State tax collections with two months left in fiscal 2025 are running $2.7 billion or 7.8 percent above collections through the same stretch of fiscal 2024, and $1.9 billion or 5.5 percent above benchmarks. The surtax on high income households and capital gains tax revenues, two streams with limitations on how they can be used, are driving the growth. Gorzkowicz said Tuesday that non-surtax collections are “flat or slightly below benchmark.”

Healey and top Democrats in the Legislature so far have opted not to revise their revenue collection forecasts for fiscal year 2026, including a tax revenue estimate crafted in January before Trump took office.

The governor, the House and the Senate Ways and Means Committee all moved to increase state spending by between $3.6 billion and $4.2 billion next fiscal year, according to the Massachusetts Taxpayers Foundation, growth fueled in part by a larger available pot of surtax dollars.

Healey’s version of the bill featured a series of new taxes and tax increases, including a charitable donation cap and a tax on prescription drug manufacturers for excessive price increases, estimated to generate $471 million in revenue.
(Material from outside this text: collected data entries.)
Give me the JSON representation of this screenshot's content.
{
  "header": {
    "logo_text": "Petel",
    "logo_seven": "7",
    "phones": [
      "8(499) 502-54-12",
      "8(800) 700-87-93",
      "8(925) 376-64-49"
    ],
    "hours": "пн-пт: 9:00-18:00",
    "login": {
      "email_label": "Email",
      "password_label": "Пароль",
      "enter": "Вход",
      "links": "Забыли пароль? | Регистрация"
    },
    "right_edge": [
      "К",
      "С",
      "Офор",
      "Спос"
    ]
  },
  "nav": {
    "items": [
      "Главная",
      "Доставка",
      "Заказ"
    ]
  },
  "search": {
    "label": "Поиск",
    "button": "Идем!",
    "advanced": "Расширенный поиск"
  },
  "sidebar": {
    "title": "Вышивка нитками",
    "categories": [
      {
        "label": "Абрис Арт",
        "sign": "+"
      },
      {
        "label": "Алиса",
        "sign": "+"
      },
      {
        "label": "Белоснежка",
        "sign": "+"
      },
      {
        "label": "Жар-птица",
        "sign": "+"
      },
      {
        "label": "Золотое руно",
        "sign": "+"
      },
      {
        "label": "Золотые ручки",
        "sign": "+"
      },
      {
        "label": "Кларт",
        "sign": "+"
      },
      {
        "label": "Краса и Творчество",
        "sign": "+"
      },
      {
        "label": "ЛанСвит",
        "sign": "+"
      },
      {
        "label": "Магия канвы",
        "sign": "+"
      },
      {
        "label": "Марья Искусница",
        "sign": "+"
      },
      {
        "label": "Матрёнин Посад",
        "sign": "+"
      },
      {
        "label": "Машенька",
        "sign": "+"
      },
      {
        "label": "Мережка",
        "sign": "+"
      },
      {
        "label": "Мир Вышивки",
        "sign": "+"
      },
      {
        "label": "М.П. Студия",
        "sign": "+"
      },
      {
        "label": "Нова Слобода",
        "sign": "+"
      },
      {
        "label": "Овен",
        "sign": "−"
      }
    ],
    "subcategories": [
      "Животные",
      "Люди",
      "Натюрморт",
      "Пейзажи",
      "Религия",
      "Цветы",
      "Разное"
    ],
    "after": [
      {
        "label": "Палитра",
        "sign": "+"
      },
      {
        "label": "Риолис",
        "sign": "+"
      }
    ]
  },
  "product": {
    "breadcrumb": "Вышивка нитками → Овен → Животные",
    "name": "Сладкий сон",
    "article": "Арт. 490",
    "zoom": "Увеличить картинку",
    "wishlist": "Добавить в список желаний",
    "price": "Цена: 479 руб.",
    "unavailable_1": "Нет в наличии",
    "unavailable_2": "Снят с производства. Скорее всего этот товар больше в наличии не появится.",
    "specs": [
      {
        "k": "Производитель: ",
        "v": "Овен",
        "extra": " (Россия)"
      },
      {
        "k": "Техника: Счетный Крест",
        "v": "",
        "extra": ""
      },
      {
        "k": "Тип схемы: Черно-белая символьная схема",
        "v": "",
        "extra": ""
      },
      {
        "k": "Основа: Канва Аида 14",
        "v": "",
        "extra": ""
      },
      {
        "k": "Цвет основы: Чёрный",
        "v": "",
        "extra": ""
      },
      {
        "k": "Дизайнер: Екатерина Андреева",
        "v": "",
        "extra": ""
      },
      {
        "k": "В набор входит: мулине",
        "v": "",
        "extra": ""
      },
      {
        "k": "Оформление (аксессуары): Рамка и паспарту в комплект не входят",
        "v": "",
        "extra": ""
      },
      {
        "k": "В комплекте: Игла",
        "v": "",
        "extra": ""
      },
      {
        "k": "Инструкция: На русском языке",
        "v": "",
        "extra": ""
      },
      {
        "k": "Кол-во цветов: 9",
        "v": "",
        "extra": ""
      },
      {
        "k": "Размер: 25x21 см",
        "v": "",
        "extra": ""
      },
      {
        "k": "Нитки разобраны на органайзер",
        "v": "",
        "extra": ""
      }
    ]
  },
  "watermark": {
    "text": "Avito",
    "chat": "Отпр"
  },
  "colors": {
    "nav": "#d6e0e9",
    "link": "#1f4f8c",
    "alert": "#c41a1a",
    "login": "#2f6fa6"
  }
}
The House dropped those provisions, leaving them ineligible for further consideration.

Senators will begin debate next week on their chamber’s budget bill, which will hit the floor with a proposed 6.3 percent increase in spending over the plan Healey signed last summer. Lawmakers typically add to the budget’s bottom line during proceedings, mostly via local earmarks.

A spokesperson for Senate President Karen Spilka declined to comment Wednesday on whether she still views that spending increase as prudent amid the new hiring freeze and warnings about economic uncertainty.
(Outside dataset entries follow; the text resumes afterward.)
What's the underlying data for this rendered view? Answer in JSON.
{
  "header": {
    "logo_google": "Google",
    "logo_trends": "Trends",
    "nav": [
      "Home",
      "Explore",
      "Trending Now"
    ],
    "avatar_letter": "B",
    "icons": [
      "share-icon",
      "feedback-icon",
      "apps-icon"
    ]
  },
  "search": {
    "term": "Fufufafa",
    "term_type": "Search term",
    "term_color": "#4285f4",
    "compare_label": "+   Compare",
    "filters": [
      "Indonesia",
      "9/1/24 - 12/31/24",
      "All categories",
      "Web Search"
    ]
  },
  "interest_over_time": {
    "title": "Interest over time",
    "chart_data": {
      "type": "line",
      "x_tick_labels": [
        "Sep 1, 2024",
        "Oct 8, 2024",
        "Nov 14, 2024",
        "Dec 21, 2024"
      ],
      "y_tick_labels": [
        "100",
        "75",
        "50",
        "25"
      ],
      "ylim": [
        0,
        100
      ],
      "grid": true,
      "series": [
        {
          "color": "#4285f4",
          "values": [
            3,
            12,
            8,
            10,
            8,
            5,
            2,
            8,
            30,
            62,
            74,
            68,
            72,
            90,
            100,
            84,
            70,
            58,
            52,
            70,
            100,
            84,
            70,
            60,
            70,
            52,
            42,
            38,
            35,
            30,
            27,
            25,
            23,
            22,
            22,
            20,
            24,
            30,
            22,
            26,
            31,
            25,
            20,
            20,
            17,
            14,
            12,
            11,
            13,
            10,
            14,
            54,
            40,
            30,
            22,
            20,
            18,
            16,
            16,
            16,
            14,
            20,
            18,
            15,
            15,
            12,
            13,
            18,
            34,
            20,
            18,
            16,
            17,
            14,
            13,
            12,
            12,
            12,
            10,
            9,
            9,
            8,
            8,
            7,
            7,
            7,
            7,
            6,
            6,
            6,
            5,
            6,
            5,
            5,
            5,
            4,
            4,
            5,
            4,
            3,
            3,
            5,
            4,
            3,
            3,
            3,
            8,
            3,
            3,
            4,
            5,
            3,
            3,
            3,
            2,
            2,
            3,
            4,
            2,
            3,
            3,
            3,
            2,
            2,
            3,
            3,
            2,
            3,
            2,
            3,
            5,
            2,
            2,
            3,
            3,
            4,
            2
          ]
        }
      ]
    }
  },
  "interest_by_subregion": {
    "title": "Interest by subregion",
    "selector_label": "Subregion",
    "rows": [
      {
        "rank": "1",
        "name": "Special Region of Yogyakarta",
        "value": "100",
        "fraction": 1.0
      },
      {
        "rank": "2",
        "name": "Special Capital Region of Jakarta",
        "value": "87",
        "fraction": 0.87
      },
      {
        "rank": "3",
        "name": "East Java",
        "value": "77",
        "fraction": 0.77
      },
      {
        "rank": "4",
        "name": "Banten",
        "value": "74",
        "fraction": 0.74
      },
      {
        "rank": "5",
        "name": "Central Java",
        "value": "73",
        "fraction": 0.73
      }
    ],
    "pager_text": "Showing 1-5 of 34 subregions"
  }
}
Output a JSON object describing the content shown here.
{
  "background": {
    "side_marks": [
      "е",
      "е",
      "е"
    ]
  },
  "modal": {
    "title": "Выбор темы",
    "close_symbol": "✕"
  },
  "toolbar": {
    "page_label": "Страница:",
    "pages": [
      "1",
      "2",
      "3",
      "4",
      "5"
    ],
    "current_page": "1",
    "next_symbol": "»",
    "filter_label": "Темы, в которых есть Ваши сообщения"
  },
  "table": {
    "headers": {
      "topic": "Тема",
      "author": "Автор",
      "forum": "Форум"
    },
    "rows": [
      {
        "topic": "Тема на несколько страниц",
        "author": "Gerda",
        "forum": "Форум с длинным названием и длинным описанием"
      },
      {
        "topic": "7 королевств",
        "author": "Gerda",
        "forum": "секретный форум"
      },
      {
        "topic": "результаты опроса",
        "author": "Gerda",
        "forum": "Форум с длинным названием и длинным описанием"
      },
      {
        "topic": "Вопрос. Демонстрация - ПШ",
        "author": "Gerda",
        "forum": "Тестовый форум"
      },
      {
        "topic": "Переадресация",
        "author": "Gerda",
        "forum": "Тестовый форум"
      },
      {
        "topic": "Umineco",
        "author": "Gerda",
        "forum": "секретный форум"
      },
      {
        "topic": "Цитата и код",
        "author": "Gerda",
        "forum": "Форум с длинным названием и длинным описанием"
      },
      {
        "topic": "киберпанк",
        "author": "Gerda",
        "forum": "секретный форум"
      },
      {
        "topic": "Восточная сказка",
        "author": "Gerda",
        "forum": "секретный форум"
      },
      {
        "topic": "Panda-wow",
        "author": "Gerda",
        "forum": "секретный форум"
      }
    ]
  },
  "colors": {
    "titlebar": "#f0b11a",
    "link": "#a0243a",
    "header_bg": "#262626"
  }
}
House Speaker Ron Mariano’s office did not reply to a News Service inquiry on the topic.

Senate Minority Leader Bruce Tarr described Healey’s move to freeze hiring as “a canary in the coal mine.”

“Those concerns are understandable with all of the uncertainty we face, the potential for an economic downturn,” Tarr said in an interview. “I think those are things we need to consider as we move forward with the budget debate.”
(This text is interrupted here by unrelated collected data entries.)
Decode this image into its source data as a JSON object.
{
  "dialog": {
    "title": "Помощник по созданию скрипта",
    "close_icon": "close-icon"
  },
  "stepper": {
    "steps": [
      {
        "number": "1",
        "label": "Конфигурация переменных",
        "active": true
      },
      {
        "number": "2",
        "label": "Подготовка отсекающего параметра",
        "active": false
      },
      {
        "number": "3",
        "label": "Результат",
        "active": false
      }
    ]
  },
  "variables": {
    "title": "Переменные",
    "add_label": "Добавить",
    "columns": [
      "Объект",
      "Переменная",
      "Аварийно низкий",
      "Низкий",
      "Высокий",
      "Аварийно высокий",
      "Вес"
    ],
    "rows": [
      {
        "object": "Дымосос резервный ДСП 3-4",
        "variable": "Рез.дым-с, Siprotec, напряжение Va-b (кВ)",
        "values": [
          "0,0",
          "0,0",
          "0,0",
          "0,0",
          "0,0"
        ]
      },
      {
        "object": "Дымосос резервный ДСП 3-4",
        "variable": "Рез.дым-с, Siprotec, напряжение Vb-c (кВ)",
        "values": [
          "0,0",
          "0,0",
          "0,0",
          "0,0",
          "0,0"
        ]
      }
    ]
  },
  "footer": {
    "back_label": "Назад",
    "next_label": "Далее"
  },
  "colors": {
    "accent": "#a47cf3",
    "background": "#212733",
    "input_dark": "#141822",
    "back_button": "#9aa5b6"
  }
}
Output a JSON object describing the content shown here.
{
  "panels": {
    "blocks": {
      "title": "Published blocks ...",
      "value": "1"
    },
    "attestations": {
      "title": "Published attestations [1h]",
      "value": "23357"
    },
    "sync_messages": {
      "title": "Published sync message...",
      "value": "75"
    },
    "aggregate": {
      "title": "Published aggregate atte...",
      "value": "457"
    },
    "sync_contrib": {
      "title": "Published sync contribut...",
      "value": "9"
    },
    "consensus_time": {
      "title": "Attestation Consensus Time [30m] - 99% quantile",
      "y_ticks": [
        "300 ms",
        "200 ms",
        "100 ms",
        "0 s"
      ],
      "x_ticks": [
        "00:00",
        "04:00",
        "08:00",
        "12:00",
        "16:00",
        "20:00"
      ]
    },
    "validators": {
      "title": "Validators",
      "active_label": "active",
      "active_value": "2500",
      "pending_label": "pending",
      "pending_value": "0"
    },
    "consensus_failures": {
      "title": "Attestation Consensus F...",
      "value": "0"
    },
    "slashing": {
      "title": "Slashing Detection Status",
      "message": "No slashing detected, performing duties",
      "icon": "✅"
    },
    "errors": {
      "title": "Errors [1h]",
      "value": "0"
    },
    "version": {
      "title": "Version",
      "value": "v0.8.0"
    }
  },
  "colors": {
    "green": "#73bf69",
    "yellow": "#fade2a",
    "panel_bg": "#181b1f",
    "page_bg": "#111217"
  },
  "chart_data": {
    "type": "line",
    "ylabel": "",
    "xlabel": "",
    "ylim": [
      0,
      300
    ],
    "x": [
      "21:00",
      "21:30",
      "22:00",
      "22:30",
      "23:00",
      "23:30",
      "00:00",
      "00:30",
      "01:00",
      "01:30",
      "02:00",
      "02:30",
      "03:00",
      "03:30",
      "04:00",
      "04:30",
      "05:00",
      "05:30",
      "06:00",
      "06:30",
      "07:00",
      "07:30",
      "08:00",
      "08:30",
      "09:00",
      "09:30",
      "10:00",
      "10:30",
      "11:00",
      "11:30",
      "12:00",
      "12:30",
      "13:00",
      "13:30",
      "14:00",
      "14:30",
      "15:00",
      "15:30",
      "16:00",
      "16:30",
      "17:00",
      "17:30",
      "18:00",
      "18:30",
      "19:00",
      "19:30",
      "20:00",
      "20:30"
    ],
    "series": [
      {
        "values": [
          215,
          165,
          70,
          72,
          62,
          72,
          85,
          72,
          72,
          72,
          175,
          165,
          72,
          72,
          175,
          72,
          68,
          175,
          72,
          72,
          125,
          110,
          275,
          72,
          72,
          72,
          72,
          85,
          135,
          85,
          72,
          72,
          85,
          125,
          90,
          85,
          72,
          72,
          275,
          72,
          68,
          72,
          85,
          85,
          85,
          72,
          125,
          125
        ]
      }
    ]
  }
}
The Gloucester Republican said it might not be possible to reduce the size of the Senate budget bill before it hits the floor next week — amendments were due Friday — but he signaled he would be open to negotiators scaling back spending during the conference committee process.

“It’s always a difficult situation when a conference committee … makes significant changes to bills that have been voted on by each branch,” he said. “But in the past, necessity has dictated that some conference committees have had to significantly reduce the amount of the budget, and we could be headed for one of those situations.”

It’s the second straight year that Healey has imposed new limits on executive branch hiring. In April 2024, the administration implemented what officials at the time called “hiring controls” — not a “freeze” — that required Executive Office for Administration and Finance approval of new employees.

The administration allowed those measures to expire on Nov. 1. In the roughly six-month span the controls were in place, executive branch agencies hired more than 2,000 employees, and officials said at the time that the limits saved about $21 million.